Stanford University Engineers have shown that a novel design for a quantum computer that could help the practical versions of the machine will eventually become reality, reveal a New Atlas report.
The new design sees a single atom entangled with a series of photons, allowing it to process & store more information, as well as work at room temperature, unlike the prototype machines that companies like Google & IBM are developing.
New design uses simple components
Quantum computers rely on qubits rather than the ones & zeros, or bits, of classical computing. Qubits can exist in three different states: one, zero, or a superposition of one & zero at the same time, which means they can, in theory, perform calculations that classic computers would take thousands of years to achieve.
Although quantum computers have the ability to perform such complex tasks, until now they have been hindered by their sensitivity to heat & vibration, an issue that means they must be kept at temperatures close to absolute zero.
The Stanford team says their design eliminates much of the complexity that results in increased sensitivity to external disturbances. It is basically a giant photonic circuit made using a fiber optic cable, a beam splitter, two optical switches & an optical cavity. These are used to make the 2 main components of machine: a storage ring from the fiber optic cable & a dispersion unit.

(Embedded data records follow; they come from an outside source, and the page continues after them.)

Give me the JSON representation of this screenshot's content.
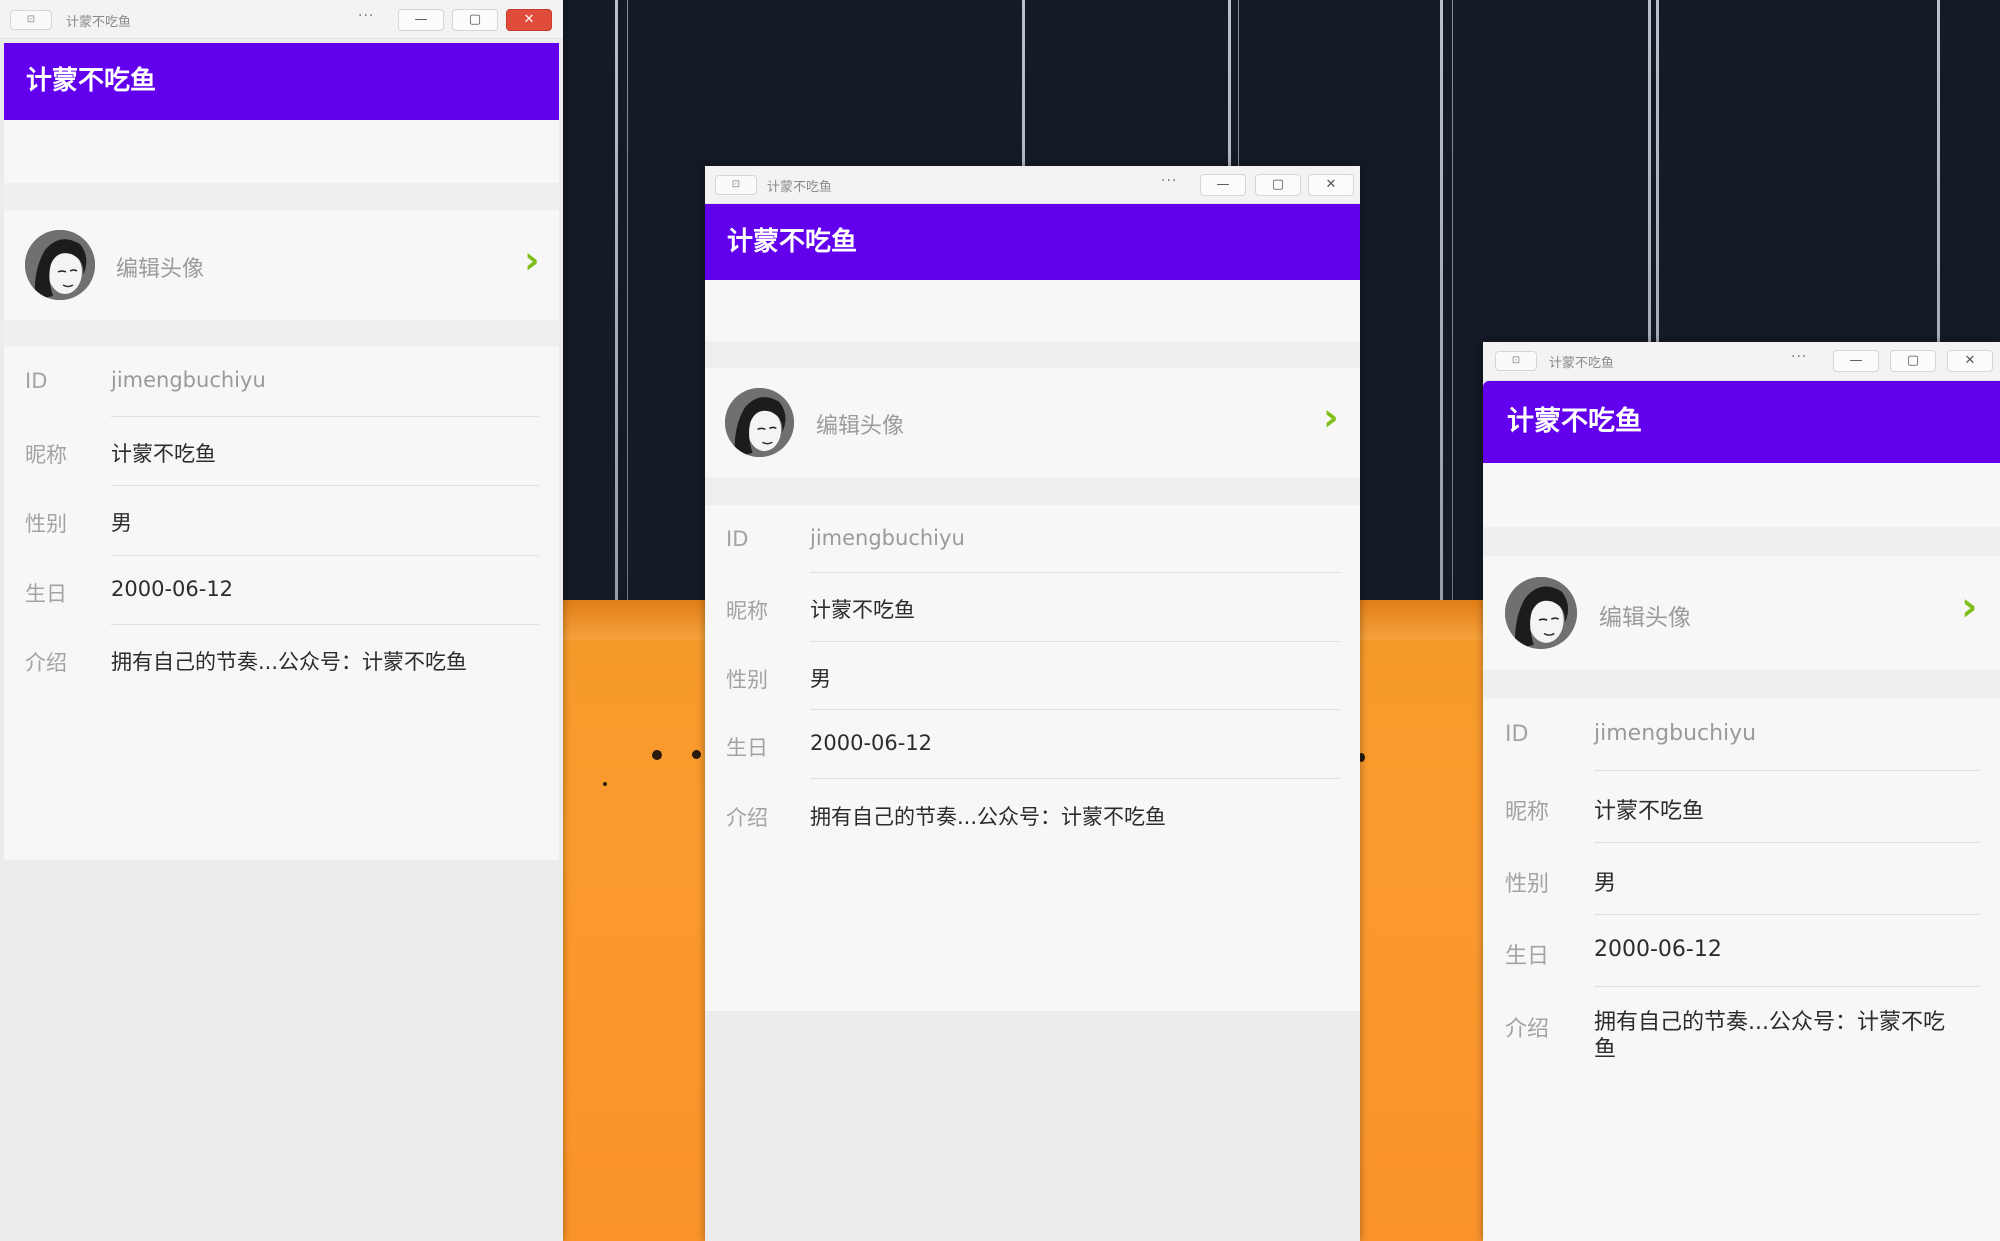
{
  "app": {
    "window_title": "计蒙不吃鱼",
    "appbar_title": "计蒙不吃鱼",
    "pin_icon": "pin-window-icon",
    "more_glyph": "···",
    "minimize_glyph": "—",
    "maximize_glyph": "▢",
    "close_glyph": "✕",
    "brand_color": "#6200ee",
    "chevron_color": "#7fbf1a"
  },
  "profile": {
    "edit_avatar_label": "编辑头像",
    "chevron_glyph": "›",
    "fields": [
      {
        "label": "ID",
        "value": "jimengbuchiyu"
      },
      {
        "label": "昵称",
        "value": "计蒙不吃鱼"
      },
      {
        "label": "性别",
        "value": "男"
      },
      {
        "label": "生日",
        "value": "2000-06-12"
      },
      {
        "label": "介绍",
        "value": "拥有自己的节奏...公众号：计蒙不吃鱼"
      }
    ]
  }
}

“Normally, if you were to build this type of quantum computer, you would potentially have to take thousands of quantum emitters, make them all perfectly indistinguishable, & then fit them into a giant photonic circuit,” Ben Bartlett, lead author of study explains in a press release. “With this design, we only need a handful of relatively simple components, and the size of machine does not increase with size of the quantum program you want to run.
Harnessing quantum teleportation
The information contained in the machine are represented by the direction of the photon. One direction represents one, the other zero, and both at the same time (by the effects of quantum superposition) represent the 3rd state. All information is laser encoded into a single atom, which is entangled with photons. Since the atom can be reset & reused, the power of the computer can be scaled by simply adding photons in the ring. This eliminates the need to build multiple physical logic gates & thus greatly reduces the complexity of the machine.
“By measuring the state of atom, you can teleport operations to photons,” Bartlett explains. “So we just need a controllable atomic qubit & we can use it as a proxy to indirectly manipulate all other photon qubits.
Perhaps one of the main advantages of the Stanford team’s new system is that it can operate at room temperature, which means it can help significantly reduce the complexity of these machines, which promise to revolutionize computer problem solving capacity.